I chose a grimy synth from NI’s Massive and a sub bass synth from Tone2’s Gladiator.
Take a listen to those sounds.
Sub bass sound:
Now we have both sounds localized to one track, but can still process and mix them independently of each other.
Step 3 – Begin to process your grimy bass sound.
We want to beef this sound up, so we’ll throw on a Saturator and then an EQ.
For the Saturator, we increased the Drive a few decibels, and set our Filter to a Medium Curve. We left our Frequency at 1 kHz and set our width to about 50%.
For the EQ, we rolled off some low-end frequencies to make more room for our sub bass. We added a slight reduction around 550 Hz, a slight boost at 1200 Hz and rolled off any harsh high-end as well.

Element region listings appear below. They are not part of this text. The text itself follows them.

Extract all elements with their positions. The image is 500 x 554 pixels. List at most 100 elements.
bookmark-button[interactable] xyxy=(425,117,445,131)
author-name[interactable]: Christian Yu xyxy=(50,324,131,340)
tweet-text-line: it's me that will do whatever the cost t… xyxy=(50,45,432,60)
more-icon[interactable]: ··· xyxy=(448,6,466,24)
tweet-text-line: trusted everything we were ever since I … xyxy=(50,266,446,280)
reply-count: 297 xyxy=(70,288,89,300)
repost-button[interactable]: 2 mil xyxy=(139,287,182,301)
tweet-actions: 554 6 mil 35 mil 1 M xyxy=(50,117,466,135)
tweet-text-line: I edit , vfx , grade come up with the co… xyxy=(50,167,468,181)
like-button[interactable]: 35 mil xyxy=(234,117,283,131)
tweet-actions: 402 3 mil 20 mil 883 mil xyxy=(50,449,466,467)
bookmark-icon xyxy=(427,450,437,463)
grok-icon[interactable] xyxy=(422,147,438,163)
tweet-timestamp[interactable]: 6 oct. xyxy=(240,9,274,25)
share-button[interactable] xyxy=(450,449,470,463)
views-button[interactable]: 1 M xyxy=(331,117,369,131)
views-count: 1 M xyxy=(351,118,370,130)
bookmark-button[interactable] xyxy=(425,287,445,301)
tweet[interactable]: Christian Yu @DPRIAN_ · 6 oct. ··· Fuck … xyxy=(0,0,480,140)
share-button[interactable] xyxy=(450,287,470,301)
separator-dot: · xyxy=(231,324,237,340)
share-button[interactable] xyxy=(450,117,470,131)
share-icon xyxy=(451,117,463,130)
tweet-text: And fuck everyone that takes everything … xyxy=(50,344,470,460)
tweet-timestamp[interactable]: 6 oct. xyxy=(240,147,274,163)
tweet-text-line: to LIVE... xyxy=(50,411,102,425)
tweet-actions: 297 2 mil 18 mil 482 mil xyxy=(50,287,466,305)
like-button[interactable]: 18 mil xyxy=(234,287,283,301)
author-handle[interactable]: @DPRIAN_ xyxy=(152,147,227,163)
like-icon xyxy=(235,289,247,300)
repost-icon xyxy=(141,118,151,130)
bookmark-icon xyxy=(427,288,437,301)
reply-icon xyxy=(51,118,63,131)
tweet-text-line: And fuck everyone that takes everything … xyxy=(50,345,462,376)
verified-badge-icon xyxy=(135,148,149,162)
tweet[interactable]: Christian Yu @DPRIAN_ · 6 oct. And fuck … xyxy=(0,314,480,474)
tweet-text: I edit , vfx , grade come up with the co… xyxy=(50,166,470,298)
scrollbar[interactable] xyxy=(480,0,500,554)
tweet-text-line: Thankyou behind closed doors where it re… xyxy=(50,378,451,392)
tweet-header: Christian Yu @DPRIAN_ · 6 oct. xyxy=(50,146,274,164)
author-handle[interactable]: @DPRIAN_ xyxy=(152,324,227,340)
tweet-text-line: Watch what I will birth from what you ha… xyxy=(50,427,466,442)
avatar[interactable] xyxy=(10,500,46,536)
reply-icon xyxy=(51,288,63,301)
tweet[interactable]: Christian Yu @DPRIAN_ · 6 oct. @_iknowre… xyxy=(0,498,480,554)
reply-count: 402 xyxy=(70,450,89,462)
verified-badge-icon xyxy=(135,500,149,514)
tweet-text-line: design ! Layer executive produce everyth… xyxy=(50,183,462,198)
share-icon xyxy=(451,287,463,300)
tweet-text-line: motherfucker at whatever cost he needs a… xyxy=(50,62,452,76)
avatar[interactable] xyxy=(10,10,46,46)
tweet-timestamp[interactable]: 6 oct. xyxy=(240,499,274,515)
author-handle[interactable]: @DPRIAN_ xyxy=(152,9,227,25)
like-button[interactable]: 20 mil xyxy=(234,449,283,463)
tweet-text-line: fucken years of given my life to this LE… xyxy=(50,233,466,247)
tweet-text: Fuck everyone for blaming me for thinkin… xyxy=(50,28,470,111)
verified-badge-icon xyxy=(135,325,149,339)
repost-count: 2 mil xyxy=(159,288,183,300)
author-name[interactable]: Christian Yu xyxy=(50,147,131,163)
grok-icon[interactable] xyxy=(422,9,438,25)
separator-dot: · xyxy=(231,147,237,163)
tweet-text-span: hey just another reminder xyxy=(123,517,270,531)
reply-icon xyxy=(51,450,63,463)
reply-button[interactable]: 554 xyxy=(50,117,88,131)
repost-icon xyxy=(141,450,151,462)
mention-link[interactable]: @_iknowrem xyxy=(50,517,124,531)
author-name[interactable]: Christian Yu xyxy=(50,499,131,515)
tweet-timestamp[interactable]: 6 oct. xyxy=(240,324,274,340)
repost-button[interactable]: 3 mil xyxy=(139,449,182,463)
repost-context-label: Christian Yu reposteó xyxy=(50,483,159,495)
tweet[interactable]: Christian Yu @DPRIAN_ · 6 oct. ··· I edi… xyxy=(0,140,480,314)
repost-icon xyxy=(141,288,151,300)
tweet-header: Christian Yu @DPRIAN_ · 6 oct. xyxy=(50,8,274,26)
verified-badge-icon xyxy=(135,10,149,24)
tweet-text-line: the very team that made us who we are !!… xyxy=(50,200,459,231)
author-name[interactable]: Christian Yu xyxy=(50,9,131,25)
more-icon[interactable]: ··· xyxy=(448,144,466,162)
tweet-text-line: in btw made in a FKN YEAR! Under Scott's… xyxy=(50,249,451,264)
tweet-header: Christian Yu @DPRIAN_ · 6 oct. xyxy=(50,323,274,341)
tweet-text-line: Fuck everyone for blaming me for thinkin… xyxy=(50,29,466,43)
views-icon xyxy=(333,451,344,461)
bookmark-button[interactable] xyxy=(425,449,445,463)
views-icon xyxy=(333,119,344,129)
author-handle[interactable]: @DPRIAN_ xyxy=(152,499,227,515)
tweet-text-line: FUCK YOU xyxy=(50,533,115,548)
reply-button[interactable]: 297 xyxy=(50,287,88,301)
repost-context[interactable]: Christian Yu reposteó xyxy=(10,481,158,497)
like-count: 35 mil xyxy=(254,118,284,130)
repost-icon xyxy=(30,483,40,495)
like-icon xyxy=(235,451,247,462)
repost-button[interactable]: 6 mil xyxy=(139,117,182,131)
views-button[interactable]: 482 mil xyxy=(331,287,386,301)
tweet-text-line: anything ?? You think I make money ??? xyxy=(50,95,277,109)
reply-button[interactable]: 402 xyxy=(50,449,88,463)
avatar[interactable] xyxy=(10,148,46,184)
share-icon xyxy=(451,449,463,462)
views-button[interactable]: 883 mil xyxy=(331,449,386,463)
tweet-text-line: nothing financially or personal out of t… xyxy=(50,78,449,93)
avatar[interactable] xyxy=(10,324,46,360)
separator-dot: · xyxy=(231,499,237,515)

Step 4 – Begin processing our sub bass.
Click on your sub bass within your instrument rack and solo it out. If you listened to our previous sub bass example, you should’ve noticed that it has this percussive attack, which could potentially conflict with our other bass sound.
We can fix this by rolling off the highs and mids with an EQ to create a low-pass filter.
We also added moderate compression to give our sub bass some extra beef.
Step 5 – Adjust the Gain levels to blend both sounds together.
You can use the Instrument Rack to create localized sub mixes of sounds that are related or connected in some way. In this case, we took a dirty bass sound and stacked it with some bottom end, but there are many other uses for this technique.
Try layering several brass and/or string sounds to get that larger-than-life feel incorporated into your Hip Hop productions. Try creating multi-layered pad sounds for electronic productions, and so forth.
Experimenting always yields interesting results!